O gráfico 1 revela também que, se desagregarmos o efetivo por carreiras e patentes, vamos verificar que o déficit de 32,5% é médio, pois entre os praças (cabos e soldados), o déficit é maior ainda, da ordem de 38,1%. Entre os oficiais, o déficit seria de 27,8% e, entre os suboficiais (subtenentes e sargentos), de 17,9%. Porém, esses valores são apenas parte da questão, exigindo que sejam considerados aspectos subnacionais e se discuta os critérios adotados para a fixação dos efetivos pelas referidas leis.

Segundo o gráfico 2, todavia, não bastassem essas distorções entre os postos intermediários de supervisão policiais, quando observamos os dados referentes ao posto de Coronel PM, topo da carreira de oficiais PM, iremos notar que várias Unidades da Federação estão privilegiando o topo da carreira, com casos em que a quantidade existente é superior até mesmo ao limite legal.

Esse não é um padrão para todos os postos de oficiais, mas bastante realçado entre os Coroneis PM. 14 Unidades da Federação possuem, segundo os dados da IGPM/EB, mais coroneis PM ativos do que o limite fixado pelas legislações locais. São elas: Alagoas, Amazonas, Bahia, Ceará, Distrito Federal, Espírito Santo, Maranhão, Mato Grosso, Pará, Paraíba, Paraná, Rio de Janeiro, Rio Grande do Norte, Rondônia e Sergipe.

Entretanto, proporcionalmente, 4 UF chamam bastante atenção. Rio de Janeiro tem o maior número absoluto de coronéis na ativa do Brasil (104) e 33% mais postos ocupados do que os previstos na legislação. Amazonas e Rio Grande do Norte têm 50% mais coronéis ativos do que o limite previsto (Os dados do RN fornecidos pela IGPM são diferentes daquele da legislação loca, que prevê 21 coronéis PM, ou seja, se este número fosse o adotado, o estado teria 42,7% mais postos ativos de coronéis do que o previsto e não 50%). Pará tem um percentual ainda maior de coronéis da ativa, com 75,7%. Mas é Rondônia que supera todas as UF e, proporcionalmente, tem 77,8% mais postos ativos do que previstos.

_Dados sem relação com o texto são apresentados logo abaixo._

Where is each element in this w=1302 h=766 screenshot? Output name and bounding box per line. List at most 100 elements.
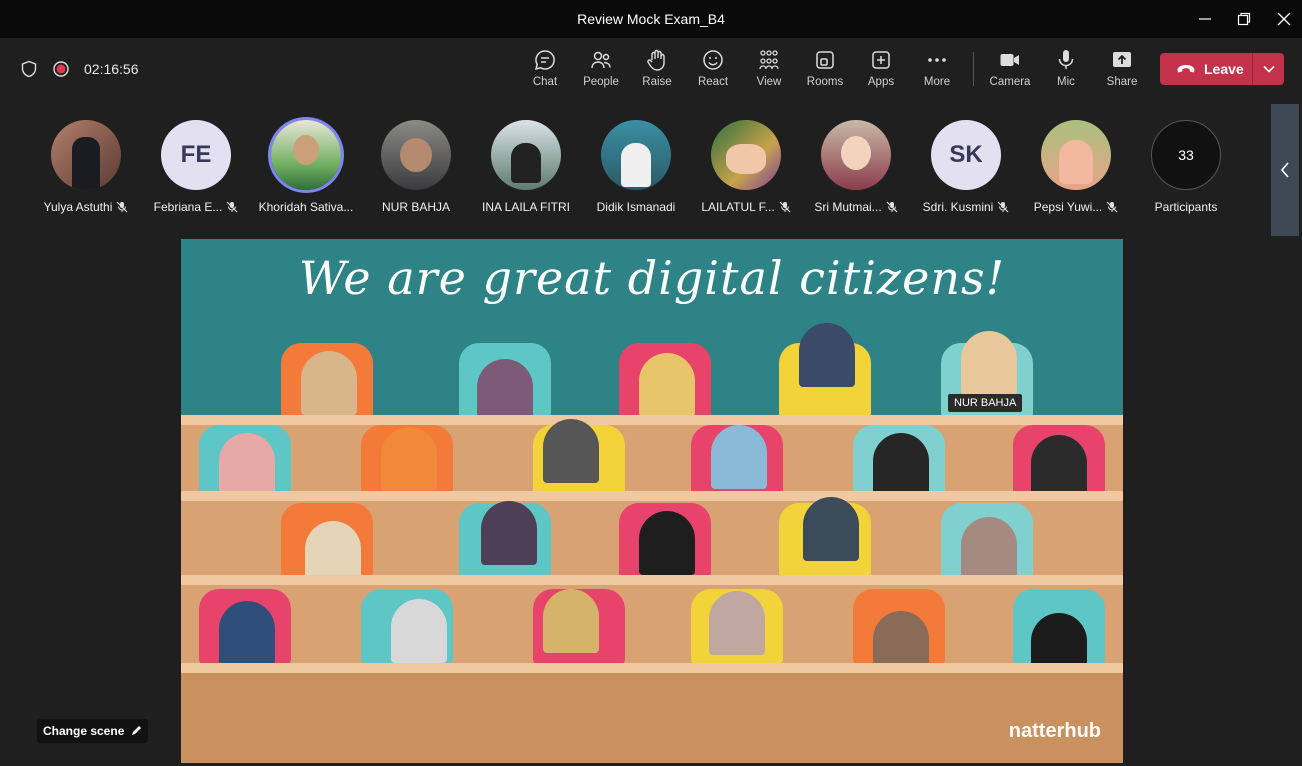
restore-icon: [1237, 12, 1251, 26]
participant-video: [477, 359, 533, 423]
close-button[interactable]: [1273, 8, 1295, 30]
participant-name: Didik Ismanadi: [596, 200, 676, 214]
camera-icon: [1000, 54, 1019, 66]
avatar: [271, 120, 341, 190]
bench-rail: [181, 663, 1123, 673]
chat-button[interactable]: Chat: [517, 48, 573, 96]
avatar: [1041, 120, 1111, 190]
view-button[interactable]: View: [741, 48, 797, 96]
participant-tile[interactable]: LAILATUL F...: [692, 120, 800, 214]
mic-icon: [1058, 50, 1074, 69]
hang-up-icon: [1177, 65, 1195, 73]
pencil-icon: [132, 726, 142, 735]
participant-strip: Yulya Astuthi FE Febriana E... Khoridah …: [0, 100, 1302, 240]
participant-tile[interactable]: FE Febriana E...: [142, 120, 250, 214]
avatar: [711, 120, 781, 190]
avatar: [821, 120, 891, 190]
participant-video: [543, 589, 599, 653]
bench-rail: [181, 575, 1123, 585]
meeting-timer: 02:16:56: [84, 61, 139, 77]
participant-tile[interactable]: Yulya Astuthi: [32, 120, 140, 214]
participant-video: [799, 323, 855, 387]
mic-off-icon: [779, 201, 791, 213]
participant-tile[interactable]: Pepsi Yuwi...: [1022, 120, 1130, 214]
participant-name: INA LAILA FITRI: [481, 200, 571, 214]
participant-video: [1031, 435, 1087, 499]
participant-name: NUR BAHJA: [381, 200, 450, 214]
strip-collapse-button[interactable]: [1271, 104, 1299, 236]
together-mode-stage: We are great digital citizens! NUR BAHJA…: [181, 239, 1123, 763]
participant-tile[interactable]: Didik Ismanadi: [582, 120, 690, 214]
participant-name: LAILATUL F...: [701, 200, 775, 214]
natterhub-logo: natterhub: [1008, 720, 1101, 742]
chevron-left-icon: [1280, 162, 1289, 178]
participant-tile[interactable]: NUR BAHJA: [362, 120, 470, 214]
change-scene-button[interactable]: Change scene: [37, 719, 149, 743]
more-button[interactable]: More: [909, 48, 965, 96]
close-icon: [1277, 12, 1291, 26]
title-bar: Review Mock Exam_B4: [0, 0, 1302, 38]
toolbar-divider: [973, 52, 974, 86]
people-icon: [591, 51, 611, 69]
meeting-toolbar: 02:16:56 Chat People Raise React View Ro…: [0, 38, 1302, 100]
participant-video: [711, 425, 767, 489]
view-icon: [759, 50, 779, 70]
avatar: [491, 120, 561, 190]
participant-name: Pepsi Yuwi...: [1033, 200, 1103, 214]
minimize-icon: [1199, 18, 1211, 20]
raise-hand-button[interactable]: Raise: [629, 48, 685, 96]
scene-headline: We are great digital citizens!: [298, 251, 1006, 305]
participant-tile[interactable]: Sri Mutmai...: [802, 120, 910, 214]
apps-button[interactable]: Apps: [853, 48, 909, 96]
avatar: SK: [931, 120, 1001, 190]
rooms-button[interactable]: Rooms: [797, 48, 853, 96]
mic-button[interactable]: Mic: [1038, 48, 1094, 96]
mic-off-icon: [226, 201, 238, 213]
participant-video: [709, 591, 765, 655]
participant-name: Febriana E...: [153, 200, 223, 214]
raise-hand-icon: [647, 49, 665, 71]
participant-name: Yulya Astuthi: [43, 200, 113, 214]
participant-tile[interactable]: INA LAILA FITRI: [472, 120, 580, 214]
avatar: [381, 120, 451, 190]
participant-name-tag: NUR BAHJA: [948, 394, 1023, 412]
leave-button[interactable]: Leave: [1160, 53, 1284, 85]
participant-video: [219, 433, 275, 497]
participant-tile[interactable]: Khoridah Sativa...: [252, 120, 360, 214]
participant-video: [639, 511, 695, 575]
maximize-button[interactable]: [1233, 8, 1255, 30]
people-button[interactable]: People: [573, 48, 629, 96]
change-scene-label: Change scene: [43, 724, 125, 738]
window-title: Review Mock Exam_B4: [577, 11, 725, 27]
recording-icon: [53, 61, 69, 77]
react-icon: [703, 50, 723, 70]
participant-video: [961, 331, 1017, 395]
avatar: [51, 120, 121, 190]
participant-tile[interactable]: SK Sdri. Kusmini: [912, 120, 1020, 214]
avatar: FE: [161, 120, 231, 190]
bench-rail: [181, 415, 1123, 425]
mic-off-icon: [997, 201, 1009, 213]
apps-icon: [872, 51, 890, 69]
participant-video: [873, 433, 929, 497]
participant-video: [219, 601, 275, 665]
camera-button[interactable]: Camera: [982, 48, 1038, 96]
leave-options-button[interactable]: [1252, 53, 1284, 85]
participant-name: Sdri. Kusmini: [922, 200, 994, 214]
mic-off-icon: [1106, 201, 1118, 213]
react-button[interactable]: React: [685, 48, 741, 96]
share-icon: [1113, 52, 1131, 67]
bench-tier: [181, 585, 1123, 671]
participants-button[interactable]: 33 Participants: [1132, 120, 1240, 214]
minimize-button[interactable]: [1194, 8, 1216, 30]
participant-video: [381, 427, 437, 491]
share-button[interactable]: Share: [1094, 48, 1150, 96]
participant-video: [391, 599, 447, 663]
more-icon: [928, 58, 946, 62]
rooms-icon: [816, 51, 834, 69]
participant-video: [481, 501, 537, 565]
participant-name: Khoridah Sativa...: [258, 200, 354, 214]
participant-video: [639, 353, 695, 417]
shield-icon[interactable]: [20, 60, 38, 78]
participant-video: [803, 497, 859, 561]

Várias são as explicações para este fenômeno, mas, objetivamente, o que eles representam na gestão das PM hoje no país não é consenso. Há distorções que priorizam o topo da hierarquia policial militar que precisariam ser mais bem avaliadas e novos modelos de gestão adotados.

Isso porque, nesse momento, não apenas o R200 está sendo rediscutido. O Congresso está discutindo a adoção do termo circunstanciado pelas PM, carreira única, ciclo completo e outras soluções para modernizar as polícias no país. Mas, se não considerarmos as estruturas vigentes, dificilmente avançaremos. Há uma concentração de poder real que deve ser refletida, até para a formulação de novos planos de cargos e salários e programas de valorização profissional.

Na prática, com o modelo vigente, mudanças que não foquem em mecanismos de coordenação e governança e em critérios objetivos de controle externo, monitoramento e avaliação só concentrarão poder nas mãos de um pequeno número de profissionais, com quase ou nenhuma contrapartida na qualidade do serviço prestado à população, já que as UF com as estruturas mais verticalizadas não necessariamente são as com menores índices de criminalidade.

Em outras palavras, reformas substantivas virão quando mecanismos de supervisão, controle e transparência estiverem valorizados e implementados, com o uso de novas tecnologias e com a participação da sociedade e de outros Órgãos de Estado.